Treadmill vs. Nike+

Does anyone know whether the treadmill or Nike+ is more accurate?

20131015-111935.jpgI ran on the treadmill at the gym yesterday and used my Nike+ chip as backup for tracking my time and distance.  Nike told me that I went .21 further than the treadmill did, with my average pace being 8:34 and my best mile being 8:24, while my treadmill mile was 10:26.

I ran until I hit a mile on the treadmill just to be sure that I actually completed the distance I wanted – if I went a little further, great. However, I am unsure which device is more accurate than the other. Because I am training for another 5k (and hopefully something bigger down the road), my times are important to me!


I’d like to think that Nike+ is more accurate (obviously I would LIKE that), not only because my mile is better but because my time is more in line with other runs I have done. The day before yesterday I ran outside using the chip and it told me that my pace was 8:48 per mile. I have also done other runs using MapMyRun and GPS, and the Nike times are closer to those than the treadmill is.

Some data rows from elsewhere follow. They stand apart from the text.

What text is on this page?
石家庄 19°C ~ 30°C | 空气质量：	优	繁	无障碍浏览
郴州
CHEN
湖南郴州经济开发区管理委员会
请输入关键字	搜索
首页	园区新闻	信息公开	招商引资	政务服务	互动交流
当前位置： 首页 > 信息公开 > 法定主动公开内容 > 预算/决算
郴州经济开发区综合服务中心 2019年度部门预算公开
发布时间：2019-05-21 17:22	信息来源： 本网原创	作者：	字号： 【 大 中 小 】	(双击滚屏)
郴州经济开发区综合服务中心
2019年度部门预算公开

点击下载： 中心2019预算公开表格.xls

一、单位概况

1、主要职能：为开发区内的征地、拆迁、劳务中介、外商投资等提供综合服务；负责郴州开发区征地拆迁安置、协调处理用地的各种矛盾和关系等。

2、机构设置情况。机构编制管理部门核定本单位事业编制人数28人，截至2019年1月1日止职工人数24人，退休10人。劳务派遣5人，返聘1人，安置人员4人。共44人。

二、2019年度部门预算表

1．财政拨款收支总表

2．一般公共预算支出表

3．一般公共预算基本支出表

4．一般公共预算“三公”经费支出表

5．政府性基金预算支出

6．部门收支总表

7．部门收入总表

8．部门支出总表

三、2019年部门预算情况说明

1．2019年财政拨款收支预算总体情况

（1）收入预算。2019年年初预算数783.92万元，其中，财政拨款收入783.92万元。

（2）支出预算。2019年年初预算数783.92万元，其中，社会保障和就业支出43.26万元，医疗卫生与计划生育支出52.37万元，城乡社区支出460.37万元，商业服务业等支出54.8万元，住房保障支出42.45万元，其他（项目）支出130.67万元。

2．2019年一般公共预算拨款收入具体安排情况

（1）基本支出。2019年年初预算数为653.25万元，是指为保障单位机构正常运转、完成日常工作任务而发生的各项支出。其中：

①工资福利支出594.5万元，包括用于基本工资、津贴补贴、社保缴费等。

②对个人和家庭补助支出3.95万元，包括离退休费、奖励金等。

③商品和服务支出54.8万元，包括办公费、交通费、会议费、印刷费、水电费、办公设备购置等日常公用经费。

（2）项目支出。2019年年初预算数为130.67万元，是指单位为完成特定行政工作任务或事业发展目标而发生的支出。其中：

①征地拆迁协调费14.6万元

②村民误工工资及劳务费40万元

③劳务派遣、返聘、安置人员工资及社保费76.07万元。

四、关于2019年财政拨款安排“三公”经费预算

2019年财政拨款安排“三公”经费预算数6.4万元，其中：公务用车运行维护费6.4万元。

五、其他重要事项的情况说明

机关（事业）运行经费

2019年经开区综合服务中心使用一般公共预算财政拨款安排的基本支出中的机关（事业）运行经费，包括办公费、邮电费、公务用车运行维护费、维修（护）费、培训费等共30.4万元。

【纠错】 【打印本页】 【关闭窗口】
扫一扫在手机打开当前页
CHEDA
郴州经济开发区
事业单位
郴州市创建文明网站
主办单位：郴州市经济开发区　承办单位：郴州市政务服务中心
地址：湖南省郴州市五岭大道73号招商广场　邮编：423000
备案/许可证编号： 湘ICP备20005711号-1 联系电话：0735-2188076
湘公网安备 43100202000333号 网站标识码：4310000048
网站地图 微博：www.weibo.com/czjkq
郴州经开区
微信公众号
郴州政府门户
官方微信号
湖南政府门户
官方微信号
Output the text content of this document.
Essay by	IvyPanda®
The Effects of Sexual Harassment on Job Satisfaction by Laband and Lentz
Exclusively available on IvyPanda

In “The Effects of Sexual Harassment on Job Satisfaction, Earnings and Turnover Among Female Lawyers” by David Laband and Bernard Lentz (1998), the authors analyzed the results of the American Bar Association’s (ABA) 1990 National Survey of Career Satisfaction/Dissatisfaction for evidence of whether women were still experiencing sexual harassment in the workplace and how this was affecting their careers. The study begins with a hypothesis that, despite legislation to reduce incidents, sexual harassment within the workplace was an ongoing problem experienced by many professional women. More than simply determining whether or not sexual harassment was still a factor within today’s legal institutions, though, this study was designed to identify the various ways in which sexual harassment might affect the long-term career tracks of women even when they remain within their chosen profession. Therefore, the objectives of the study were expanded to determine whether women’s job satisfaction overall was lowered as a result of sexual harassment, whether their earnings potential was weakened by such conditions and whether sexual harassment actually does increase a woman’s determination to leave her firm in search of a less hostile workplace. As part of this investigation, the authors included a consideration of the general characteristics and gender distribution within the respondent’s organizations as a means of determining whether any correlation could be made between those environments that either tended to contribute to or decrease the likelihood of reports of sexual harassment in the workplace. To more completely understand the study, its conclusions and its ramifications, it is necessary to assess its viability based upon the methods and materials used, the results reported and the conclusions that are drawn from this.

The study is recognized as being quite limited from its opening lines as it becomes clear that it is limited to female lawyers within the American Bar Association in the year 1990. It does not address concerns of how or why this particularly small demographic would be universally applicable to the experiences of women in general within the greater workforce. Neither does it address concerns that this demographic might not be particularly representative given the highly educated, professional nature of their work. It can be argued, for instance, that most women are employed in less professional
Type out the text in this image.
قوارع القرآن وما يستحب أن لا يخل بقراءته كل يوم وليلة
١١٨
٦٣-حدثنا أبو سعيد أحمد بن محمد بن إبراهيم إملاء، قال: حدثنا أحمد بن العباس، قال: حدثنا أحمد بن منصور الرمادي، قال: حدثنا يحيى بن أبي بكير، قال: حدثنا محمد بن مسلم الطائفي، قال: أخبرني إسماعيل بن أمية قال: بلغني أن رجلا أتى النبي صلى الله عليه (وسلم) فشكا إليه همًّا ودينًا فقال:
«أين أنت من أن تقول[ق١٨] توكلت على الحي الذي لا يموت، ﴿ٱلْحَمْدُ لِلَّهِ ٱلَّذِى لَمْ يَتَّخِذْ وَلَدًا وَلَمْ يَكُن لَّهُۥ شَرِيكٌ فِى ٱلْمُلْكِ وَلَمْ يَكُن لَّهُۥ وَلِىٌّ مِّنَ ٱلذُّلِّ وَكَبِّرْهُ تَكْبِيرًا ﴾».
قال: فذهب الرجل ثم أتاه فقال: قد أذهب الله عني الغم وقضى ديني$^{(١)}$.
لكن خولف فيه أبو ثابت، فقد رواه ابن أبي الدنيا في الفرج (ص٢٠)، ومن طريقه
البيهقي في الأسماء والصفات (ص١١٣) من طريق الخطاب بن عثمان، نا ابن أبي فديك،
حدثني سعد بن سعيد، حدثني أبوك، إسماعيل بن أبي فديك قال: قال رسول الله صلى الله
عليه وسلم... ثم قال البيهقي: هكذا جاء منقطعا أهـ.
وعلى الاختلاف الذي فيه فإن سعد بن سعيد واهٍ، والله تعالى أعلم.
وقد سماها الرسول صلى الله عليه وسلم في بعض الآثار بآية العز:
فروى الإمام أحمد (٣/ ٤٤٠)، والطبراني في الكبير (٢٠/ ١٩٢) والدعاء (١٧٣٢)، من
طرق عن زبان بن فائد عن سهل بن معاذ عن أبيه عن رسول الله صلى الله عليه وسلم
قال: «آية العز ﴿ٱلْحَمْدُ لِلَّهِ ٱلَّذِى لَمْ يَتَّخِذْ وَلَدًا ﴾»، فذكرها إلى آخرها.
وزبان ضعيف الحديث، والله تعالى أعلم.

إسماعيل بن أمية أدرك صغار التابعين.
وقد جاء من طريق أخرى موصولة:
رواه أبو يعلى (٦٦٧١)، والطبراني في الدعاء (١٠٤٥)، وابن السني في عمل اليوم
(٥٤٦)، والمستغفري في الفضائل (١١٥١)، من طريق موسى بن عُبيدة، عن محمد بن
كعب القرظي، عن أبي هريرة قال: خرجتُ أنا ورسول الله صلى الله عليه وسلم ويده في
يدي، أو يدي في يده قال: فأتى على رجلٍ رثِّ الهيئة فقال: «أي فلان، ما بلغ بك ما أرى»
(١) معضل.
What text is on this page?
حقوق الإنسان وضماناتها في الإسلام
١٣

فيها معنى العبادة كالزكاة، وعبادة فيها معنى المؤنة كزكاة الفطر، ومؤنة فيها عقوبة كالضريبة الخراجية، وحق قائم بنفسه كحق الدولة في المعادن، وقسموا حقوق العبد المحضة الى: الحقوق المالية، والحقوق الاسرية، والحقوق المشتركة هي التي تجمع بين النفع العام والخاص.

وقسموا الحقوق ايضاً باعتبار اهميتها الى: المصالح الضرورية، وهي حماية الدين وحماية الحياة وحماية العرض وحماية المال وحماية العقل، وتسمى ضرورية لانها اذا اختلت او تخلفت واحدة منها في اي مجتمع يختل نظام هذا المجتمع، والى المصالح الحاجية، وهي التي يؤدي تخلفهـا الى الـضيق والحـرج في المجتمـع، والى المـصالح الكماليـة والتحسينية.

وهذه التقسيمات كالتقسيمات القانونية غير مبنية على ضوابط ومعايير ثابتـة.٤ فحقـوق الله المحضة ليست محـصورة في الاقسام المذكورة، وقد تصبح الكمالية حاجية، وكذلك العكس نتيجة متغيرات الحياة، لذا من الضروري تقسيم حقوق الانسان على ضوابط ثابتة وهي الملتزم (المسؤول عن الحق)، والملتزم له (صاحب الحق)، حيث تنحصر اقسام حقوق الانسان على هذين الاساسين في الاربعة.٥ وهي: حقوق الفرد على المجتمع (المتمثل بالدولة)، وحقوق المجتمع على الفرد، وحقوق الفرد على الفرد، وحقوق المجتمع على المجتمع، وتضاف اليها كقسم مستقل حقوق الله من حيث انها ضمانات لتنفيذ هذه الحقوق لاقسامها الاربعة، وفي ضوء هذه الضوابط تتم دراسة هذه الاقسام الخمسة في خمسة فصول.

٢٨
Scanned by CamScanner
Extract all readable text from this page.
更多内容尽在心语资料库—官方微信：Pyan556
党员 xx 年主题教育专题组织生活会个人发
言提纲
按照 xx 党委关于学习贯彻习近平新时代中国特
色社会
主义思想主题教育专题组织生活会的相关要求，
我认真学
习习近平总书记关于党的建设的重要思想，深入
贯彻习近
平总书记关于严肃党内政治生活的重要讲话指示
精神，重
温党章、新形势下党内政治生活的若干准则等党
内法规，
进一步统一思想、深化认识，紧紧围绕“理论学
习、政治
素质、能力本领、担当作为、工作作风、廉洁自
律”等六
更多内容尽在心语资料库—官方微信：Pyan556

Now, I am POSITIVE that I was running faster yesterday (treadmill) than I was the day before (outside). This leads me to believe that between my Nike+ and MapMyRun data, the apps are more accurate than the treadmill. But how can I be sure?

Has anyone else experienced this, or have any insight as to which is more trustworthy? I understand that treadmills are calibrated to measure your speed and distance using the belt and that Nike uses the sensor to calculate your stride, but I don’t understand how there could be such a large difference. My brothers who are both runners have always told me that your time on foot will always be better than on a treadmill, but I wasn’t expecting this!

5 thoughts on “Treadmill vs. Nike+

  1. nolongernakedrunning

    I’m not familiar with Nike+ but do use a Garmin Footpod when on the treadmil as it’s more accurate than the treadmill itself. Are they similar? The reason a footpod would be more accurate is that it’s calibrated to your stride/cadence so it measures your actual speed and distance versus the treadmills speed and distance.
    The TM may be going at a 10min/mi pace which would give you 1 mile every 10 minutes. Your own cadence could be going faster or slower than this– meaning on a sidewalk you would be moving faster or slower than a 10min/mi pace. if you take small, quick steps on the belt many times you are moving faster than the belt, even though you are not ‘beating the belt’ It’s why sometimes effort feels different on a treadmill also– easier for some and harder for others. The only way to figure it out is to have a calibrated footpod (or foot sensor)
    I hope that makes some sense. Keep in mind the only way to have a truly accurate footpod is to calibrate it by running an even pace on a track.

    • katiefoley11

      Hi! I do think that Nike+ is similar to Garmin Footpod. I have a sensor that goes under the sockliner in my shoe that tracks my run and gives me the option to calibrate once finished. That makes sense about the treadmill and personal pace. I hadn’t realized that your cadence could a different speed than the treadmill despite the belt. Thanks for the input!

  2. Jesse - Questionably Texan

    I used a Nike+ for a few years when I first started running, and they are useful only as an estimate (unless you have the Nike+ with GPS, but that’s useless on a treadmill anyway!)

    The old style Nike+ sensors could be calibrated over a known distance, and I assume that the current ones can be calibrated too. Calibrating mine helped some with the accuracy, but if I ran a different pace than when I did my calibration run, the distance was off a greater amount.

    Treadmills aren’t necessarily 100% accurate, but they’re likely more accurate than the Nike+. It’s relatively easy for a treadmill manufacturer to program the distance/pace based on how fast the belt is turning because they know exactly how long the belt is, but it’s a lot harder to program a Nike+ device to be accurate because how far one step is for everybody differs, and it differs based on how fast the individual is running.

    Go out to a standard high school running track and see how your Nike+ compares. One loop (in the inside lane) is 400m, or 0.25 miles. I’d run four loops (~1 mile) and see what your Nike+ says. I bet you’ll be surprised how far off it is!

    If you don’t want to go through all of that trouble, then just train as if the treadmill is accurate. On race day, I’m sure you’d much rather find out that the treadmill was under-estimating your speed/distance. If you trust the Nike+ and it’s wrong, you’ll be disappointed when you find you’re having to run “farther” than what you thought.

    • katiefoley11

      Hello! I took your advice and used my Nike+ sensor on a track. Turns out that it was spot on! Thanks for the tip!
      And yes, I would much rather find out that the treadmill was under-estimating my speed and distance 😉
      Do you have experience with MapMyRun?

      • Jesse - Questionably Texan

        I’ll have to admit that I’m surprised that the Nike+ sensor was spot on. I assume that they’ve perfected the system since I used it (I used it when it was new to to the market).

        I’ve used MapMyRun a little, but not much. Since it’s GPS based, I’d consider it to be accurate (relatively speaking anyways). I normally run with a Garmin GPS watch to track my miles.